"People are more comfortable trading the Australian domestic story with the event risk from China and Crimea backing away a little bit," said Sam Tuck, senior FX strategist at ANZ Bank New Zealand in Auckland.
"The better US data is a long-term reason for the US dollar to appreciate, but in an environment of fear they got people more optimistic and willing to invest in carry trade" which helped support the kiwi dollar, he said.
Traders are looking to the Federal Open Market Committee meeting on Wednesday in Washington, when US policymakers are expected to cut monthly bond-buying to stimulate the economy by a further US$10 billion a month to US$55 billion.
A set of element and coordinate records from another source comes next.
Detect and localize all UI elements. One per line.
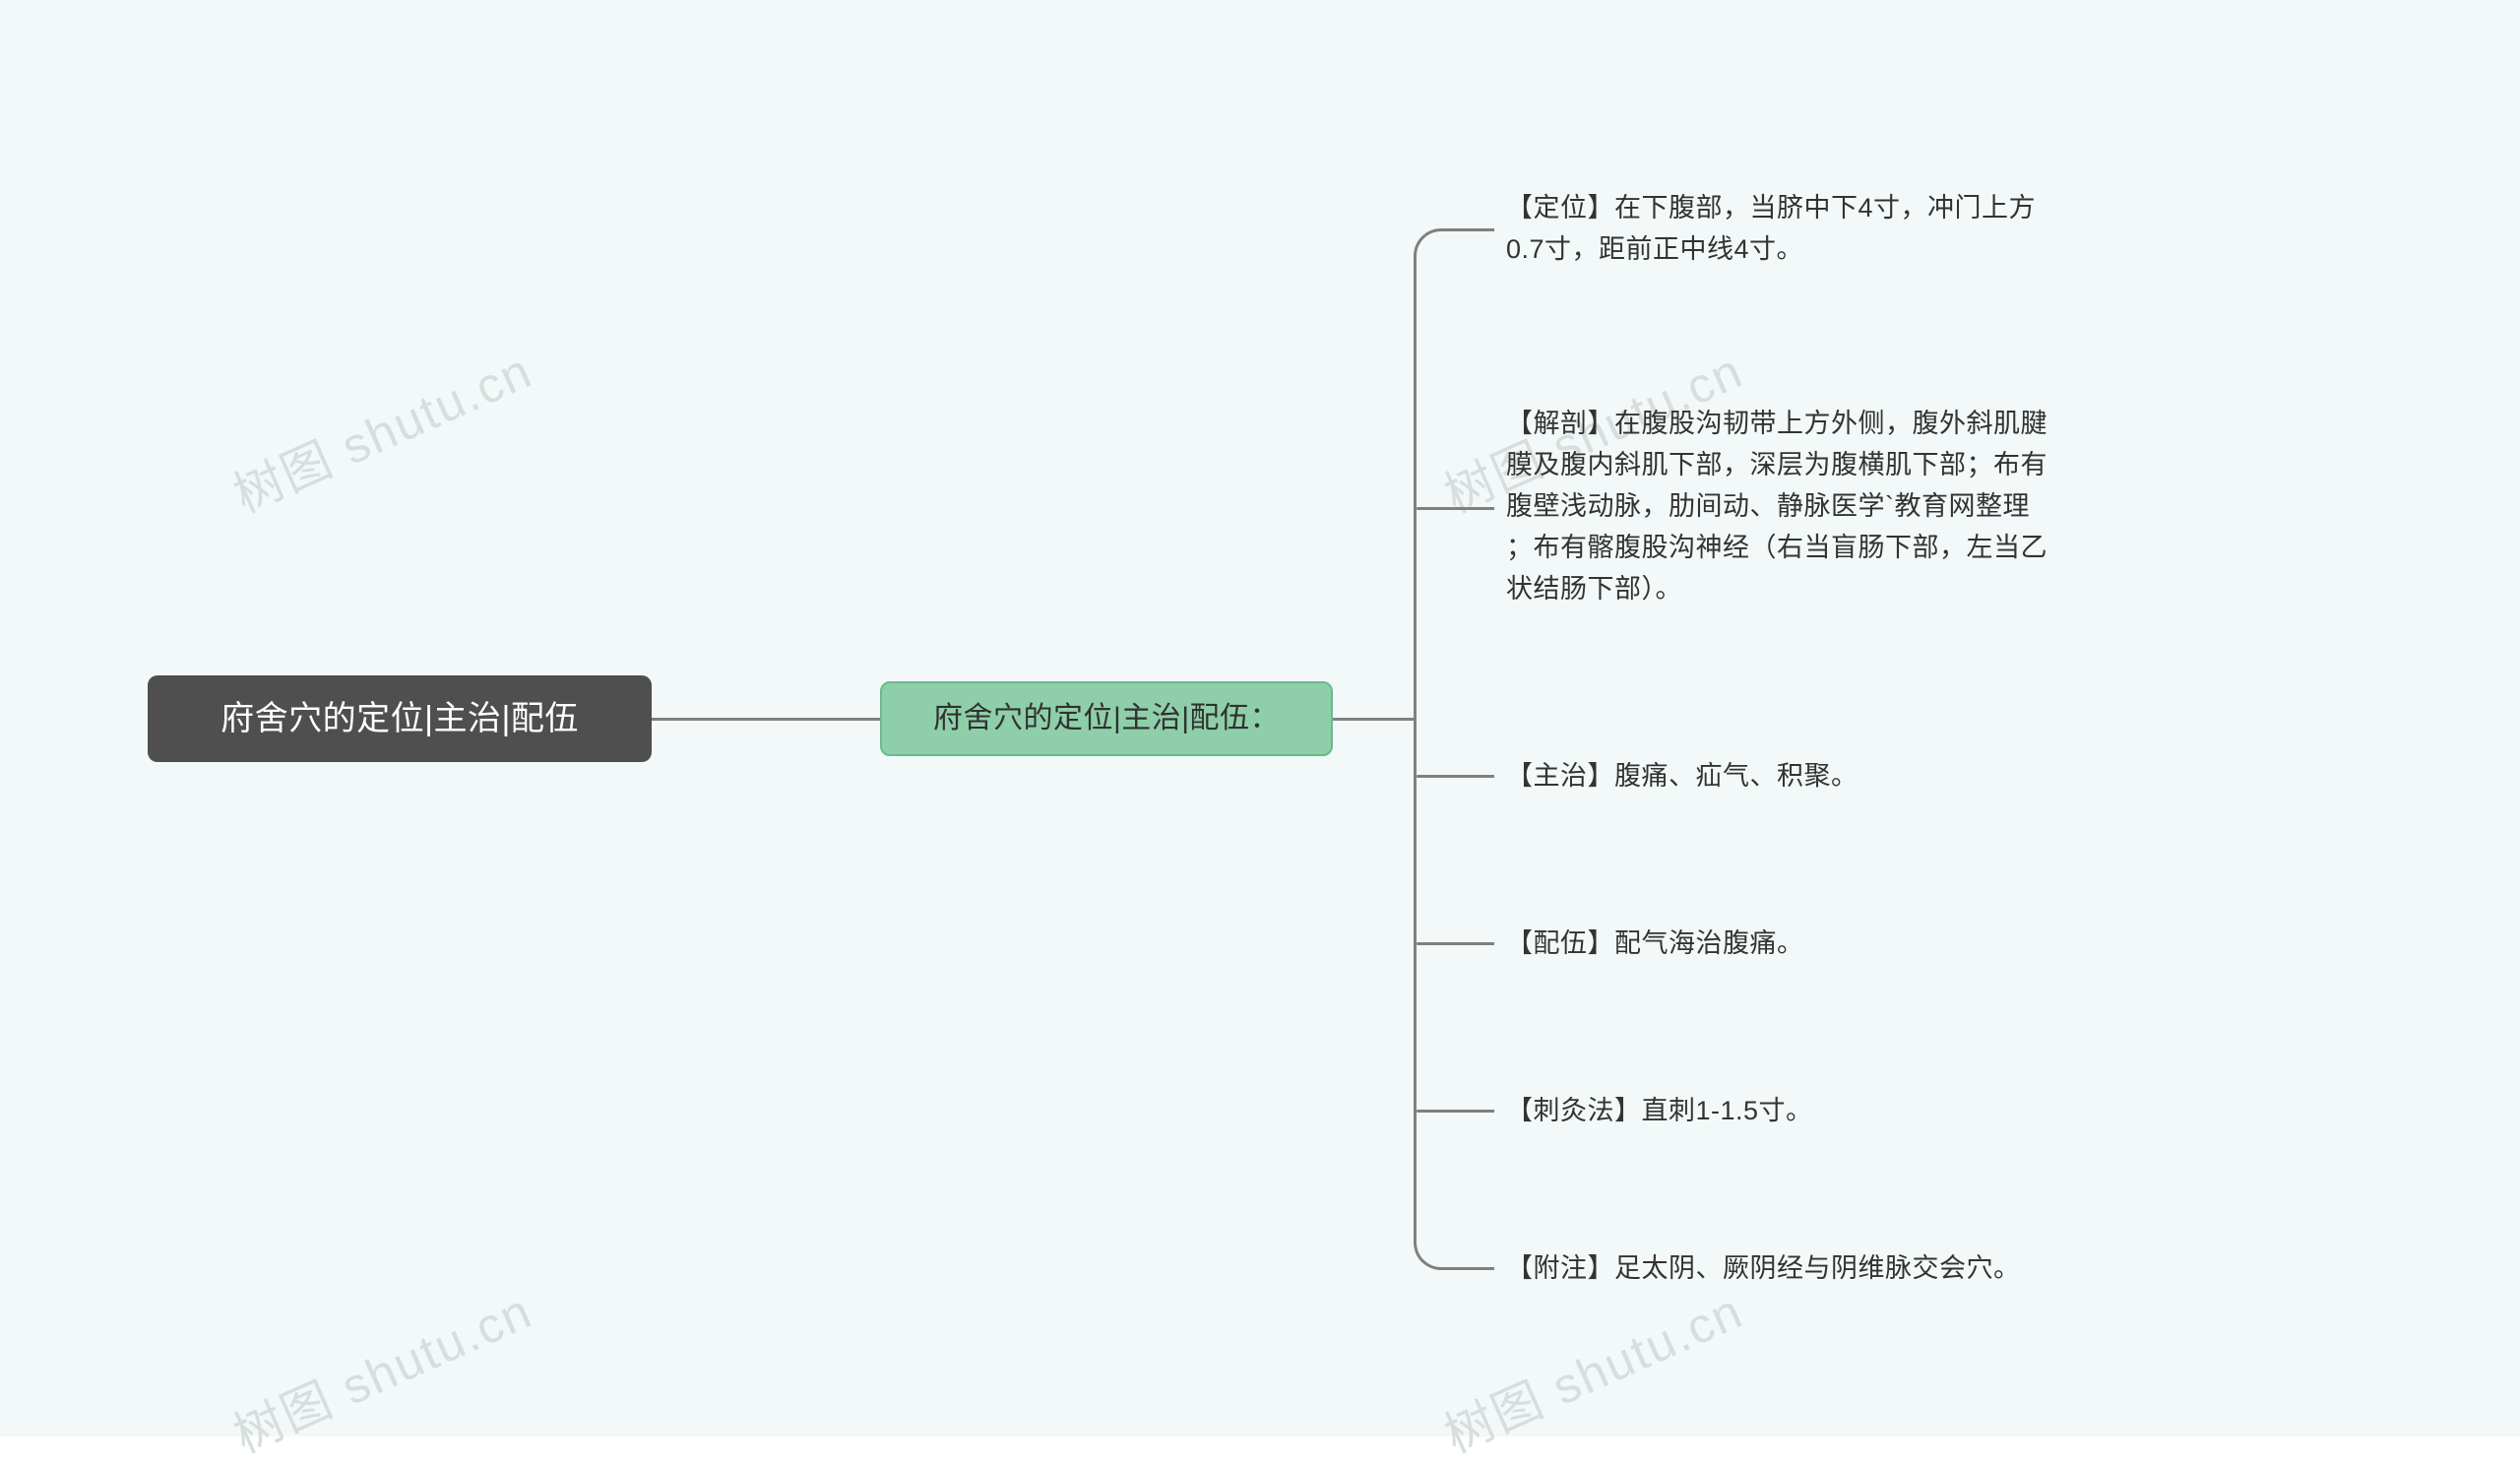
- leaf-node[interactable]: 【配伍】配气海治腹痛。: [1506, 924, 1851, 965]
- connector-leaf-stub: [1417, 1110, 1494, 1113]
- mindmap-canvas: 树图 shutu.cn树图 shutu.cn树图 shutu.cn树图 shut…: [0, 0, 2520, 1436]
- connector-bracket: [1414, 228, 1494, 1270]
- leaf-node[interactable]: 【刺灸法】直刺1-1.5寸。: [1506, 1091, 1860, 1132]
- leaf-node[interactable]: 【解剖】在腹股沟韧带上方外侧，腹外斜肌腱 膜及腹内斜肌下部，深层为腹横肌下部；布…: [1506, 399, 2146, 615]
- watermark: 树图 shutu.cn: [220, 332, 541, 527]
- connector-category-stub: [1333, 718, 1414, 721]
- connector-root-to-category: [652, 718, 880, 721]
- watermark: 树图 shutu.cn: [220, 1272, 541, 1467]
- connector-leaf-stub: [1417, 942, 1494, 945]
- connector-leaf-stub: [1417, 507, 1494, 510]
- category-node[interactable]: 府舍穴的定位|主治|配伍：: [880, 681, 1333, 756]
- root-node[interactable]: 府舍穴的定位|主治|配伍: [148, 675, 652, 762]
- leaf-node[interactable]: 【定位】在下腹部，当脐中下4寸，冲门上方 0.7寸，距前正中线4寸。: [1506, 187, 2131, 271]
- connector-leaf-stub: [1417, 775, 1494, 778]
- watermark: 树图 shutu.cn: [1431, 1272, 1752, 1467]
- leaf-node[interactable]: 【附注】足太阴、厥阴经与阴维脉交会穴。: [1506, 1248, 2077, 1290]
- leaf-node[interactable]: 【主治】腹痛、疝气、积聚。: [1506, 756, 1920, 797]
New Zealand's current account deficit for the last three months of last year are due tomorrow and narrowed to $1.41 billion from $4.78 billion in the September quarter, according to a Reuters survey of economists.
ANZ's Tuck said the data won't weigh on the kiwi dollar, nor will fourth-quarter gross domestic product figures the following day, which will likely show quarterly economic growth of about 0.9 percent.
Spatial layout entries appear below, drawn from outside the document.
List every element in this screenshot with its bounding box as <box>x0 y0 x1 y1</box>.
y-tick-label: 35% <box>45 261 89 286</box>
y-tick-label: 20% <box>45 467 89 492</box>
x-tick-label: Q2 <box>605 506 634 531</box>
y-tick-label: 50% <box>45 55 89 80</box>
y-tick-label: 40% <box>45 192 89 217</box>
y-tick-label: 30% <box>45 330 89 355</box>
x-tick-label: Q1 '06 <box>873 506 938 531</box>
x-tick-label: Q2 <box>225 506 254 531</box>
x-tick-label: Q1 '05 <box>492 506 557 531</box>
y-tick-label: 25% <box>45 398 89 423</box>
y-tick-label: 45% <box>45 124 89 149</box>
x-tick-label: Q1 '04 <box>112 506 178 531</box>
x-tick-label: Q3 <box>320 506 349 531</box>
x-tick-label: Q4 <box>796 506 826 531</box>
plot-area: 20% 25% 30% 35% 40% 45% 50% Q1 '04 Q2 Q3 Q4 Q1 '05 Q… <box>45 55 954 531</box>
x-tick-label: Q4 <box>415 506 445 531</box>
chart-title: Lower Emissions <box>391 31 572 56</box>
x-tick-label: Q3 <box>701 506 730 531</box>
GDP is "not expected to detract to the strength of the domestic story, and it's already priced into the currency," Tuck said.
The kiwi rose to 51.45 British pence at 5pm in Wellington from 51.28 pence yesterday ahead of UK employment figures and the government budget this week.
The local currency gained to 87.16 yen from 86.62 yen yesterday, and traded at 61.44 euro cents from 61.35 cents. It declined to 94.22 Australian cents from 94.43 cents yesterday.